Kevin Nunes murder: 'Shameless' allegation against police watchdog after it fails to publish findings
Police watchdog bosses were today branded as 'shameless' as they failed to publish the findings of their four-year inquiry into the botched Kevin Nunes gangland murder investigation – two years after it was completed.
Staffordshire Police and the Independent Police Complaints Commission also face accusations of 'colluding to hide' what happened as it was admitted discussions were taking place over what information will be made public.

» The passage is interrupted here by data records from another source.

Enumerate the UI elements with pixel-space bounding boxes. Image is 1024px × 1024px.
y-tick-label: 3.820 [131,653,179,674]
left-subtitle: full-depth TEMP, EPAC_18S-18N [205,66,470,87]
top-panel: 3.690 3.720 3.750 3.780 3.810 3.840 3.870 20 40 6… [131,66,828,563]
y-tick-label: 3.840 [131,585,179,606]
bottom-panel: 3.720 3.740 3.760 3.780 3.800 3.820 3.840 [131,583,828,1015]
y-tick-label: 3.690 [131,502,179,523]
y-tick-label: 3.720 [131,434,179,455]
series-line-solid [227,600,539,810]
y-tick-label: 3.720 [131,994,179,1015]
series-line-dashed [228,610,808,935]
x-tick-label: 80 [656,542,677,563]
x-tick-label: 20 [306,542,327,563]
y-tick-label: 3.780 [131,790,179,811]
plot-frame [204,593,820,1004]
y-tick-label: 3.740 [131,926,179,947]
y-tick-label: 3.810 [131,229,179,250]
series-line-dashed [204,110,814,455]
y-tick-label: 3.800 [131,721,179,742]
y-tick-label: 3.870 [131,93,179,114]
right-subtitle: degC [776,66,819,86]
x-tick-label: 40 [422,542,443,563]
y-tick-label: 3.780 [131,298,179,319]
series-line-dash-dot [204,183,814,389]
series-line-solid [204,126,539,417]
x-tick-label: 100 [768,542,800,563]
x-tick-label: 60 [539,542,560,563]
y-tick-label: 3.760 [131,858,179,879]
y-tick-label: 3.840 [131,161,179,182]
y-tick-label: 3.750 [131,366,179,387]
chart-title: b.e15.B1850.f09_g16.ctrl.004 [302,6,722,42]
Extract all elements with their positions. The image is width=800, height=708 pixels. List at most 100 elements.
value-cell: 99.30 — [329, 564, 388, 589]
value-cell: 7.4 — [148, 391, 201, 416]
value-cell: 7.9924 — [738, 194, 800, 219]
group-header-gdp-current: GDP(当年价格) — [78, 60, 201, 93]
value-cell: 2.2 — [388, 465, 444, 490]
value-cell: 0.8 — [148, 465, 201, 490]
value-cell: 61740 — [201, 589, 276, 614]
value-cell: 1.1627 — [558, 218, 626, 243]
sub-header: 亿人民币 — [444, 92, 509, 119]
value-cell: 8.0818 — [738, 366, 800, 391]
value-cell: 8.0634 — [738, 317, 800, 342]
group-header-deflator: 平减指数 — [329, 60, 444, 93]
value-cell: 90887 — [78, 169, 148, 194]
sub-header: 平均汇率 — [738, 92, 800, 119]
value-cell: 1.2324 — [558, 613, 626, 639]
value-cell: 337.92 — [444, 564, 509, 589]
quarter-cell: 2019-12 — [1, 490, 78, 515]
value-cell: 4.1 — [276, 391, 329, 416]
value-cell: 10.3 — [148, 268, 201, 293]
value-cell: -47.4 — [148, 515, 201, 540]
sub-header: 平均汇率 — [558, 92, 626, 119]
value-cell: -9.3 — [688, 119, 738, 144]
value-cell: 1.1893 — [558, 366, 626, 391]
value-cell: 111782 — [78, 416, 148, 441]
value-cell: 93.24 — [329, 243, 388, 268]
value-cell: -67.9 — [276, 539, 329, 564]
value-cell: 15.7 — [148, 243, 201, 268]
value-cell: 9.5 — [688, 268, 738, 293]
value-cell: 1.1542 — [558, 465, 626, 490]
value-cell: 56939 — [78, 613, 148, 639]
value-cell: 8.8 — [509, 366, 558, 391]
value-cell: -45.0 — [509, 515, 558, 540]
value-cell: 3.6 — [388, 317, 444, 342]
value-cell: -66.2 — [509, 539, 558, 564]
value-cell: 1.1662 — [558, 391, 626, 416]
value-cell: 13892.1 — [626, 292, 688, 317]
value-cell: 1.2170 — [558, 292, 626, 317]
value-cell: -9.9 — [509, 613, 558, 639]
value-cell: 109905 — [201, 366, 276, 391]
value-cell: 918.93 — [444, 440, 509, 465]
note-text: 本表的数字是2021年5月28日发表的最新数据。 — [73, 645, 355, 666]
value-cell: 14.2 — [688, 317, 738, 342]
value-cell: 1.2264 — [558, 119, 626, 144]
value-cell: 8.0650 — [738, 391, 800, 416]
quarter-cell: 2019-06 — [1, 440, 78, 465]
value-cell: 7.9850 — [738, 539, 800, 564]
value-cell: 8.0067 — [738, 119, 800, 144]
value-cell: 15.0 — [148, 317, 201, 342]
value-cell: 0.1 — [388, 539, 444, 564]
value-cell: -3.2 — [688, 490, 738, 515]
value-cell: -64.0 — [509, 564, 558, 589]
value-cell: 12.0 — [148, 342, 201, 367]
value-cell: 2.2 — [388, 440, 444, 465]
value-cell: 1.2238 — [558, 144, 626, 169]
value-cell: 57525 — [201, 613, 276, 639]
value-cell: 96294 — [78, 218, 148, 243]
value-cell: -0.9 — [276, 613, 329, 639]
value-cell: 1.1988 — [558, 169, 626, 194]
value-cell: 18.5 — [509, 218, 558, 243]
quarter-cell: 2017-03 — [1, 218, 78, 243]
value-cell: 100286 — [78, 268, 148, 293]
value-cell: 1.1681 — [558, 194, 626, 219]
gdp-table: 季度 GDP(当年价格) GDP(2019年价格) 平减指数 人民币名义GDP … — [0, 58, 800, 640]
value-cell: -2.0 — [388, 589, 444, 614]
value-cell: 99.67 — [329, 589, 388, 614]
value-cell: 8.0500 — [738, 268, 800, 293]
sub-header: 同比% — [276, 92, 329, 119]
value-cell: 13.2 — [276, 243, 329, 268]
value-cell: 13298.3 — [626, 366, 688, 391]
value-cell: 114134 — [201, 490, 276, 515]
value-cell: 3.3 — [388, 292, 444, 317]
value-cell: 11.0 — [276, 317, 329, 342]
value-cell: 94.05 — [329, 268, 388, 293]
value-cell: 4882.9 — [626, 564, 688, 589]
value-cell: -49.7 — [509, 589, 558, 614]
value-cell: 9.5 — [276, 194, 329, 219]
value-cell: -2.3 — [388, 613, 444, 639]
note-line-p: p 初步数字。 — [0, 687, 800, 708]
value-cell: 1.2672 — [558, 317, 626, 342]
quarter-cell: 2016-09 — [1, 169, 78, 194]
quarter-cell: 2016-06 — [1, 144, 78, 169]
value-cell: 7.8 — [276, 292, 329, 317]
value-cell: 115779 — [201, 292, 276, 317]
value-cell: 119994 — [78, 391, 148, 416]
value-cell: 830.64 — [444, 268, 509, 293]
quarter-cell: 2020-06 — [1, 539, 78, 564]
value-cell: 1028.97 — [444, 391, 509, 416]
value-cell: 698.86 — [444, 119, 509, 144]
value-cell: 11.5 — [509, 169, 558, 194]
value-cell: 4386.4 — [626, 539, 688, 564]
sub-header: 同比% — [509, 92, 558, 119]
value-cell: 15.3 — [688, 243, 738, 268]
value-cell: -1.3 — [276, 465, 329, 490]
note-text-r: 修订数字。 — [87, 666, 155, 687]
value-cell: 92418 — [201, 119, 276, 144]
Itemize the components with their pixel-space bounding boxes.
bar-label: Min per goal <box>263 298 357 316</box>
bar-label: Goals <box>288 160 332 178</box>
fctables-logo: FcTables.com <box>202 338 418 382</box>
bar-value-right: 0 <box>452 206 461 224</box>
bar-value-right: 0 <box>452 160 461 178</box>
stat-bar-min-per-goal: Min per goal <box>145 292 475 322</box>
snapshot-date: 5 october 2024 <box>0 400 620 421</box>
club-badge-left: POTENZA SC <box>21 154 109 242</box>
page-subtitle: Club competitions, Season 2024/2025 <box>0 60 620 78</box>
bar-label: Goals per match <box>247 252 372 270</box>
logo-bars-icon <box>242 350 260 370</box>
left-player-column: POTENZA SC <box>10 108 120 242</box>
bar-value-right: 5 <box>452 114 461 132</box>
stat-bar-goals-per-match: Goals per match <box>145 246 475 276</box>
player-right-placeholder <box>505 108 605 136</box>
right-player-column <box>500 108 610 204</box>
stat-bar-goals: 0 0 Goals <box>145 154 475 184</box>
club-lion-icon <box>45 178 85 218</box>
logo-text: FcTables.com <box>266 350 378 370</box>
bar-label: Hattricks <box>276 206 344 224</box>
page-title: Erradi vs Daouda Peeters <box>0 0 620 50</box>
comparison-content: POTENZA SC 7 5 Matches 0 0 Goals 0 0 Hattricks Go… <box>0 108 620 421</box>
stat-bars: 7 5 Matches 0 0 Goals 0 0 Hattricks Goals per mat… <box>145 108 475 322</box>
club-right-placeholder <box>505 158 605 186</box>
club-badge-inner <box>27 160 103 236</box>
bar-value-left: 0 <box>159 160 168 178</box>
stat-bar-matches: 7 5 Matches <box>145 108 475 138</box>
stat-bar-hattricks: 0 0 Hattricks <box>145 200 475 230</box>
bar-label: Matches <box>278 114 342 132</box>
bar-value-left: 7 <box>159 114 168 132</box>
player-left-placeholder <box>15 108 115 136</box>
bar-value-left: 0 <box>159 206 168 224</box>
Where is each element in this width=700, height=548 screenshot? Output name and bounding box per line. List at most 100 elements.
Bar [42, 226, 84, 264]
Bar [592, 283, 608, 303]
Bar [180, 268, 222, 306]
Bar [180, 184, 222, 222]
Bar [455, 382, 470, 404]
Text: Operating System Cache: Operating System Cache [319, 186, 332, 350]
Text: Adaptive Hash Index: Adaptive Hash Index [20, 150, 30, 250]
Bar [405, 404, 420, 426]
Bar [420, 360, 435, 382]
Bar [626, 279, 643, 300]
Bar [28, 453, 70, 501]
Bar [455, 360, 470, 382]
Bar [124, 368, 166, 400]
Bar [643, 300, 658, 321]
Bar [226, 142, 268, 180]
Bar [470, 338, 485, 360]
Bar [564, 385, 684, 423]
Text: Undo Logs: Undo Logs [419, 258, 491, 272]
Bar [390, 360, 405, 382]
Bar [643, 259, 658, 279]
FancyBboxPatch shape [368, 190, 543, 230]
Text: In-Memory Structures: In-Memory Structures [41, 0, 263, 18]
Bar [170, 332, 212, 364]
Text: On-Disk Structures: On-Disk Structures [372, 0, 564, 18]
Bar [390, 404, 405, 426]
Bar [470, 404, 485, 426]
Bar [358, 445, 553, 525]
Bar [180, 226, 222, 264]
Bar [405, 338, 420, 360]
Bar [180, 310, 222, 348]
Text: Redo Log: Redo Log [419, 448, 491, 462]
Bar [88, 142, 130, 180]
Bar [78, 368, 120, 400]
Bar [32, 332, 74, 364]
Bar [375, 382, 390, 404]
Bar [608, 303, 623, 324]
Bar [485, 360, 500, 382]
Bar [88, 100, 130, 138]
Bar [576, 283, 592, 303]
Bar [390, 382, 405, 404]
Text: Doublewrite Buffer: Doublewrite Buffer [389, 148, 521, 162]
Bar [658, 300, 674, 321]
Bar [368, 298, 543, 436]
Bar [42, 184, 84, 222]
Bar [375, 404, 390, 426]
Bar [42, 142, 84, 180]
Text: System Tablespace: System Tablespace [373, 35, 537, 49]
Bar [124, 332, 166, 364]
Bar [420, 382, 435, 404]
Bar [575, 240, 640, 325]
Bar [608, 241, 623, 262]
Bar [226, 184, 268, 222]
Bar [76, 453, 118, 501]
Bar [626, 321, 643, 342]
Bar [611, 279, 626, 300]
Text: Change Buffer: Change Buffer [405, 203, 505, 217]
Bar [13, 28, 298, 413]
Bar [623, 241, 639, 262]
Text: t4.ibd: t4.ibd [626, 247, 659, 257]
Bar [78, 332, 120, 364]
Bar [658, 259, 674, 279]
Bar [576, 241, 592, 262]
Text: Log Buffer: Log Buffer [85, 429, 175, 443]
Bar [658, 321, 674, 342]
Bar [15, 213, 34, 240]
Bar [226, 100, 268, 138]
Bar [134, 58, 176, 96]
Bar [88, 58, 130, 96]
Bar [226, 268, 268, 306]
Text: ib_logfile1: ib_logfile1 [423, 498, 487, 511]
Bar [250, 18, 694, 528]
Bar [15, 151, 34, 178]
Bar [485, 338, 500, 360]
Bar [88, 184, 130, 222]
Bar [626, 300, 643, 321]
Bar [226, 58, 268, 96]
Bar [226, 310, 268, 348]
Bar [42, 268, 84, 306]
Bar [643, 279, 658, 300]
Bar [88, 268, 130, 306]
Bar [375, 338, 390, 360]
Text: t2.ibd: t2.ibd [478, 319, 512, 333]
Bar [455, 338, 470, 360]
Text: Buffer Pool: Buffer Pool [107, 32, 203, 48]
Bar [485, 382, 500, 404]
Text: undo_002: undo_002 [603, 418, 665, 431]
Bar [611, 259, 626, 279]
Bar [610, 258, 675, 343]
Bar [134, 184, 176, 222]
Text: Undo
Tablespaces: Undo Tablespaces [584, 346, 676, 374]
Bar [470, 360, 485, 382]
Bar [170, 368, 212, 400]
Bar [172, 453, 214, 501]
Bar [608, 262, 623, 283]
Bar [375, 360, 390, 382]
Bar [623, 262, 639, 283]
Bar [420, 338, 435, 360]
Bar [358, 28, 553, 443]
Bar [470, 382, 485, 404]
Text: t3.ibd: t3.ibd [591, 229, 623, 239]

The IPCC's Operation Kalmia report – believed to have cost taxpayers in the region of £7 million – outlines serious failings by detectives that led to the murder convictions of five men jailed for the 2002 firing squad-style killing being overturned in 2012.
Fourteen police officers – including the current Staffordshire chief constable and a West Midlands assistant chief constable – were investigated. Apart from one officer receiving 'management advice' not a single other officer has faced disciplinary action despite recommendations to the contrary. The Crown Prosecution Service also decided against bringing criminal charges.
The Shropshire Star later this week intends to publish previously unknown details from the calamitous murder probe garnered over our own investigations spanning nearly three years. Today the two-year delay to publish the report was criticised by Inspector-turned-whistleblower Joe Anderson who first exposed wrongdoing and failings within Staffordshire Police's Sensitive Policing Unit in 2006 – a year before the Nunes case went to court.
He said: "Staffordshire Police and the IPCC have in my opinion colluded together to hide the contents of reports which reveal what went on. The family of Mr Nunes and the general public have a right to know what went on."
South Staffordshire MP Gavin Williamson said: "I think it is a disgrace and shameless that it has taken so long to deal with."
Mr Nunes, aged 20, from Whitmore Reans, Wolverhampton was shot in the South Staffordshire countryside 14 years ago by rival drug dealers from notorious West Midlands gangs. His bullet-ridden body was found in Clive Road, Pattingham, near the Shropshire border, in 2002.
An IPCC spokesman said: "Due to the complexity and length of the report and supporting evidence, the legally-required consultation with interested parties and reviewing any necessary redactions, this process is currently ongoing. We will look to publish a report in due course."
Staffordshire's Deputy Chief Constable Nick Baker said: "The contents of this report and its publication are solely the responsibility of the Independent Police Complaints Commission, and as such we are unable to add any further comment."